While encapsulation devices can be beneficial in diminishing an immune attack, these devices create a formidable barrier for the vasculature to reach beta cells, leading to nutrient starvation and ischemia, which can impair long term physiologic performance and lead to consequential loss of the graft. Patients lose nearly 70-80% of the graft in the first week of implantation.
My research is focused on developing a bioengineered pancreas that incorporates novel engraftment strategies which can (a) promote vascularization around beta cells and minimize ischemic injury, and (b) create a local immune protective zone by increasing immune tolerance for the graft to preserve the beta-cell mass and long-term normal physiologic performance. Renewable sources of beta cells (derived from human stem cells) from our collaborators will be used to address the acute shortage of donor islet.

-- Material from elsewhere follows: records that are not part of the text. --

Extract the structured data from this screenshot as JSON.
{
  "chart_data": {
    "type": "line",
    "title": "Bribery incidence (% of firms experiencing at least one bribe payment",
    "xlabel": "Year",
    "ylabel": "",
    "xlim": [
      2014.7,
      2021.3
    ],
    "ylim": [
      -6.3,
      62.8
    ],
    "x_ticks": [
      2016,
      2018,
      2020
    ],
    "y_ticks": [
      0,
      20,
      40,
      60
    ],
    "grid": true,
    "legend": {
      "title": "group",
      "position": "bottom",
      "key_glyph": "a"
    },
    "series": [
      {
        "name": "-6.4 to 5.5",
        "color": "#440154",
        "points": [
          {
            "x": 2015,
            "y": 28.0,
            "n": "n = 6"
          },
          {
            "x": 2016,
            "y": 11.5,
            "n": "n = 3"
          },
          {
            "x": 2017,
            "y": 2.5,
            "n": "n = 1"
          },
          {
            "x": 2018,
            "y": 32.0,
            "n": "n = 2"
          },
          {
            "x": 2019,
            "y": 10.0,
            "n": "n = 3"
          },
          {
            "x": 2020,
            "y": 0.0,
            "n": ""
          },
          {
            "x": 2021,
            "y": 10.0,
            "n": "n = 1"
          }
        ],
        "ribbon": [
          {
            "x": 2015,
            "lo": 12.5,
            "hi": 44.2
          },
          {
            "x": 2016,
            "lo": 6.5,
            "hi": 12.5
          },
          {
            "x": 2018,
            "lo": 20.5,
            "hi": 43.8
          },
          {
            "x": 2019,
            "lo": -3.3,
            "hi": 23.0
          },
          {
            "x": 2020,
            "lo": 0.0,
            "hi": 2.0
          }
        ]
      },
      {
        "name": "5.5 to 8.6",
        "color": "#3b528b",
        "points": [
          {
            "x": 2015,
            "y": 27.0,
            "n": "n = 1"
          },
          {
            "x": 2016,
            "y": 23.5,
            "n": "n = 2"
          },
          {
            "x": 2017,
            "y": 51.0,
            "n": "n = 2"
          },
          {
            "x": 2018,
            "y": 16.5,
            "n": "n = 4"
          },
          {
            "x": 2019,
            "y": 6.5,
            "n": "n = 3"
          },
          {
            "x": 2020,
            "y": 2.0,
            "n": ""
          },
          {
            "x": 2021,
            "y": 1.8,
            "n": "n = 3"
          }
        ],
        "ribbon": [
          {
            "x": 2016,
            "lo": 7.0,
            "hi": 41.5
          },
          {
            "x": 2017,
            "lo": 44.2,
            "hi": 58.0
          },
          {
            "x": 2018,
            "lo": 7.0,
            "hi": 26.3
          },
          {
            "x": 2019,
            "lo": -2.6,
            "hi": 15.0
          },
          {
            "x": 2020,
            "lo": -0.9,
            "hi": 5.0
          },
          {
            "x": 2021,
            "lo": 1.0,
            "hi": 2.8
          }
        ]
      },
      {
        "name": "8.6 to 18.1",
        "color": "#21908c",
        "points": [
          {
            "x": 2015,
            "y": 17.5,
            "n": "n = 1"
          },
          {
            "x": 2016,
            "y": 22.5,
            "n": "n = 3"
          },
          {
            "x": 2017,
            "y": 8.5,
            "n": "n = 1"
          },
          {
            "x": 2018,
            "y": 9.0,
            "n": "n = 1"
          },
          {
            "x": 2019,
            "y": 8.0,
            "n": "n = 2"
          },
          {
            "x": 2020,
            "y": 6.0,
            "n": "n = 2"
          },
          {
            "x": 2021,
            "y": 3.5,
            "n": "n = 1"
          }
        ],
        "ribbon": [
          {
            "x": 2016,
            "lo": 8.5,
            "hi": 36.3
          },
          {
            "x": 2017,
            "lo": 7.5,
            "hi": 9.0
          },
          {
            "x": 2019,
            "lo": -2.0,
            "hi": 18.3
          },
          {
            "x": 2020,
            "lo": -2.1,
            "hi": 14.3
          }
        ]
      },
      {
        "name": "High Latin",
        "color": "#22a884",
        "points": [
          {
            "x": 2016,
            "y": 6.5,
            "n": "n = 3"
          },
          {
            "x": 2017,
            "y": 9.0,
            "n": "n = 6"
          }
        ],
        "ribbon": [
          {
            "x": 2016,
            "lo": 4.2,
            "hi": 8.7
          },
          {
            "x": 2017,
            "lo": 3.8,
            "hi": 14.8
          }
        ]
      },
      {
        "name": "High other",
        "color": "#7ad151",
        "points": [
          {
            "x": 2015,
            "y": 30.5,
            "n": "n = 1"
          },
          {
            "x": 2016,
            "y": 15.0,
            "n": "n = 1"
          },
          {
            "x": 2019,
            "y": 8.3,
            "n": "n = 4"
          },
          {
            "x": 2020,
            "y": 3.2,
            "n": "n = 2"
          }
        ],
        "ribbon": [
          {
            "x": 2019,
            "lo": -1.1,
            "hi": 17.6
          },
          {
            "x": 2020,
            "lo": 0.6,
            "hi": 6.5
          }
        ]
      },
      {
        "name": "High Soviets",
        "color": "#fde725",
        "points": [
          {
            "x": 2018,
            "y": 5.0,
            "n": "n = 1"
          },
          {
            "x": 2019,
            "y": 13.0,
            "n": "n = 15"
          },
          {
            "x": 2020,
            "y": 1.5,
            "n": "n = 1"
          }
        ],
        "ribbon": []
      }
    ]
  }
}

Our proposed encapsulation strategies present a biomimetic spatial arrangement for transplanted islets and facilitate a more homogenous distribution of nutrients and oxygen while preventing the accumulation of metabolic waste. The approach allows for direct contact with blood vessels by allowing the ingrowth of new vasculature. The local release of essential amino acids and resident oxygen generation further aids the survival and functional maintenance of the graft. The local delivery of immunomodulatory drugs as part of our engraftment strategies will help to mitigate the risk of immune attack by creating a local protective zone around the islet grafts. Thus, our novel engraftment strategies for this bioengineered pancreas ensures long-term graft survival and preserves functional performance.
The anticipated outcome of our research would lead to a significant leap toward clinical translation of the beta cell replacement therapy for patients suffering primarily from autoimmune T1D diabetes.